Dies ist richtig solange das Haus schon zum Zeitpunkt der
Eheschließung im Besitz eines der Ehepartner war - wird es
erst während der Ehe (Gütergemeinschaft) erworben, gehört es
m.E. beiden, auch wenn ggf. nur einer im Grundbuch steht. Oder
irre ich mich da?
das hängt m.W. auch davon ab, ob die Mittel, die zum Erwerb genutzt wurden schon vor der Ehe im Besitz des Käufers waren oder nicht.
Dies ist richtig solange das Haus schon zum Zeitpunkt der
Eheschließung im Besitz eines der Ehepartner war - wird es
erst während der Ehe (Gütergemeinschaft) erworben, gehört es
m.E. beiden, auch wenn ggf. nur einer im Grundbuch steht. Oder
irre ich mich da?
Wie schön, dass Du den letzten Satz angefügt hast, denn was Du hier schreibst ist wirklich mehr eine Frage, als eine fundierte Antwort. Gütergemeinschaft müsste als Güterstand ausdrücklich vereinbart werden, und ist eine sowas von theoretische Regelung wie sie nur sein kann. Mir ist jedenfalls noch kein Fall von Gütergemeinschaft über den Weg gelaufen. Wenn Güterstandsvereinbarungen getroffen werden, dann um Gütertrennung oder eine modifizierte Form der Zugewinngemeinschaft zu vereinbaren.

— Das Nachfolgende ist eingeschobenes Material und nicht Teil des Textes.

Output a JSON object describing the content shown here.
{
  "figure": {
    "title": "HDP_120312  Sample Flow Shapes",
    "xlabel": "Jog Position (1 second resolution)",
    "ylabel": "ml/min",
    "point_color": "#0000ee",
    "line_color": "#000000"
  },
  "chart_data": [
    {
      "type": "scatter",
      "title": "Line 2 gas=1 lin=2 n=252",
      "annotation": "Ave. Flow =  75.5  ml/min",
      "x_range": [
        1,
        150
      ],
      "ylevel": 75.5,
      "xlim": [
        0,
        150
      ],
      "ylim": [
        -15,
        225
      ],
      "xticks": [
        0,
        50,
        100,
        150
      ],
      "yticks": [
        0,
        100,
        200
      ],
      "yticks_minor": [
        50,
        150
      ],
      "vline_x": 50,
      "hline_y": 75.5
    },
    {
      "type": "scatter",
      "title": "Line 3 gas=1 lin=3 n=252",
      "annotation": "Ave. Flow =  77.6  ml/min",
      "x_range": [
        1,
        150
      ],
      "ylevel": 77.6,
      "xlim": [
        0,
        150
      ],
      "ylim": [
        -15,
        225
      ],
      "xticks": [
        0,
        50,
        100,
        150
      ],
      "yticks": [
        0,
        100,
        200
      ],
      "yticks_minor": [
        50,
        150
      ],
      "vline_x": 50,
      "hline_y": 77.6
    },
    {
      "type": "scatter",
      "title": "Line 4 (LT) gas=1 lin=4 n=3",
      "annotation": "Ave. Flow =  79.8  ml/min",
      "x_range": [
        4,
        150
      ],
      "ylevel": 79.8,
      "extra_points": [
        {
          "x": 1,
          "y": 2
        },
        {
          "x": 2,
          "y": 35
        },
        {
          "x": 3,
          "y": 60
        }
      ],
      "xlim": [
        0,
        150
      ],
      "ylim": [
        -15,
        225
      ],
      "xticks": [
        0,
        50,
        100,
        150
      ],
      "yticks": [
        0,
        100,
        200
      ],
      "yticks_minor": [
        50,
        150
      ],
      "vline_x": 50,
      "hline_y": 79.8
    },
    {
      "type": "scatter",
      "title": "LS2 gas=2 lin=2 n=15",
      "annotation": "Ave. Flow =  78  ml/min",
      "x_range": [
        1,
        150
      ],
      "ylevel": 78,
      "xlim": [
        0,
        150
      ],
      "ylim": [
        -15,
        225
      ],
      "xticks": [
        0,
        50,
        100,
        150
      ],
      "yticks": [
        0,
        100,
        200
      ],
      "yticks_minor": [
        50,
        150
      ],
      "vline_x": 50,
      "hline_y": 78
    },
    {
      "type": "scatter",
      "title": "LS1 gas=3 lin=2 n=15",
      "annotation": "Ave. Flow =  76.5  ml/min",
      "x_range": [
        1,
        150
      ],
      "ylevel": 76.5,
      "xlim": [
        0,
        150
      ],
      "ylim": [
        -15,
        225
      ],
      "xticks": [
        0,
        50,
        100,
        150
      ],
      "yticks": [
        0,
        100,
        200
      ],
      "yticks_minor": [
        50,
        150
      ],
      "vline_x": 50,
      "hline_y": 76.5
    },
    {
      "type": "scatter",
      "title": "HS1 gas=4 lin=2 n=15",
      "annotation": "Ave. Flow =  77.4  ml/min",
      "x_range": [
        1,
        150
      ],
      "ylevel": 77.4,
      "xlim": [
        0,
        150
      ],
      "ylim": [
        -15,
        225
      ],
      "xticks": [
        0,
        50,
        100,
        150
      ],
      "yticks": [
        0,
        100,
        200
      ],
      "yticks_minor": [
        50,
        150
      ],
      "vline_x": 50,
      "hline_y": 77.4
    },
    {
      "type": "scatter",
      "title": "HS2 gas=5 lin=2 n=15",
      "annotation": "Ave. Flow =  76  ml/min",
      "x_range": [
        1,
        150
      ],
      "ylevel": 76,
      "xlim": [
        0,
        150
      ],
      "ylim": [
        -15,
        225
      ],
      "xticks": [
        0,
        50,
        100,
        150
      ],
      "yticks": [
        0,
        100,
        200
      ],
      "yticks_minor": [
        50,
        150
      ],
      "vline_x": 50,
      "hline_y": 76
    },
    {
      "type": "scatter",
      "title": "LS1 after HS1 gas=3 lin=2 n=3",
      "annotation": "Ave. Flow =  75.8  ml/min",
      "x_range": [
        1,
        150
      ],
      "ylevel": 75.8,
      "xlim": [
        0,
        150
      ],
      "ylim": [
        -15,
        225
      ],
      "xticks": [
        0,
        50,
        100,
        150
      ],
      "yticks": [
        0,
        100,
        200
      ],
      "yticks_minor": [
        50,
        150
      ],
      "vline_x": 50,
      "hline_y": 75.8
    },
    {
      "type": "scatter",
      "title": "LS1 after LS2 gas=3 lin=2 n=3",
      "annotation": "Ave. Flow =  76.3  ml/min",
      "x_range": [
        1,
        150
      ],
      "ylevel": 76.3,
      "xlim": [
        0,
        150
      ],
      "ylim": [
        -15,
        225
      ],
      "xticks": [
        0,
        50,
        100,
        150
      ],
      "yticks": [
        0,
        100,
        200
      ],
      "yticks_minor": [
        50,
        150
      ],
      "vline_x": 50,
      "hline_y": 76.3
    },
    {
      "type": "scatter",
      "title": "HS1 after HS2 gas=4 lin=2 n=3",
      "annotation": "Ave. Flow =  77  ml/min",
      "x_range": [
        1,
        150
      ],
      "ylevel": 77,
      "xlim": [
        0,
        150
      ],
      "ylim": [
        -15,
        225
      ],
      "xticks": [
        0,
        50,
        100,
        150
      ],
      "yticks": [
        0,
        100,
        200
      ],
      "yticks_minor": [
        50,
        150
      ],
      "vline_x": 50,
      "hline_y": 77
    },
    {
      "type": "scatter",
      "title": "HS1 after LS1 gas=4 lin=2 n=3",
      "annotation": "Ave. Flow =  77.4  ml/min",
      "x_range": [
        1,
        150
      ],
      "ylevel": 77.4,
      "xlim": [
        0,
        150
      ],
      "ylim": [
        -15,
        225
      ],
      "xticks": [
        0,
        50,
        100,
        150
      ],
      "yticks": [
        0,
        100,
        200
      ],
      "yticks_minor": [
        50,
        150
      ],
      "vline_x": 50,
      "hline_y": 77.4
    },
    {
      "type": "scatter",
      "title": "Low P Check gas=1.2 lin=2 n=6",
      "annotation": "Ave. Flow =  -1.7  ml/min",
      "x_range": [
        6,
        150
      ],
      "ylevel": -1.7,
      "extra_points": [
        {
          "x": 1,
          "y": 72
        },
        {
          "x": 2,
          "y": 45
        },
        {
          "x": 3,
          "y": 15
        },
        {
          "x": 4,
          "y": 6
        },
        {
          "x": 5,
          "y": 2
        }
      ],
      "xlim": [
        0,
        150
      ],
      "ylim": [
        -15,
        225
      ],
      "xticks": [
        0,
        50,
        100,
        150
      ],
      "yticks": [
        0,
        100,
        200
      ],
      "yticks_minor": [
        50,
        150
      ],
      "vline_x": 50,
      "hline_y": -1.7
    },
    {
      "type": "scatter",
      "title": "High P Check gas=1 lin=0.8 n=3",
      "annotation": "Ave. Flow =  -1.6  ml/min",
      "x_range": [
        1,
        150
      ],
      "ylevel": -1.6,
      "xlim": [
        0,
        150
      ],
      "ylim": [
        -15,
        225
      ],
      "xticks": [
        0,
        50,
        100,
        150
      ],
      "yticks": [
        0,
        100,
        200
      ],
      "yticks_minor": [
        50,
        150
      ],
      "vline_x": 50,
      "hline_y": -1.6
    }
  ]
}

Gesetzlicher Güterstand, also ohne dass die Parteien etwas besonderes vereinbaren ist die Zugewinngemeinschaft. Und hierbei werden die Ehegatten keinesfalls Miteigentümer am Eigentum des anderen. D.h. selbstverständlich kann auch in einer Ehe ein Ehegatte allein ein Haus erwerben und er ist dann Alleineigentümer. Spannend wird die Sache nur im Falle von Scheidung oder Tod, denn dann geht es um den Zugewinnausgleich, und da kann es dann sein, dass die Mittel, die zum Kauf aufgewendet wurden als Zugewinn auszugleichen sind. Aber auch dies führt nicht zu einer Miteigentümerstellung, sondern nur dazu, dass ein Zahlungsanspruch in Geld besteht, der dann ggf. nur über eine Verwertung der Immobilie zu realisieren ist.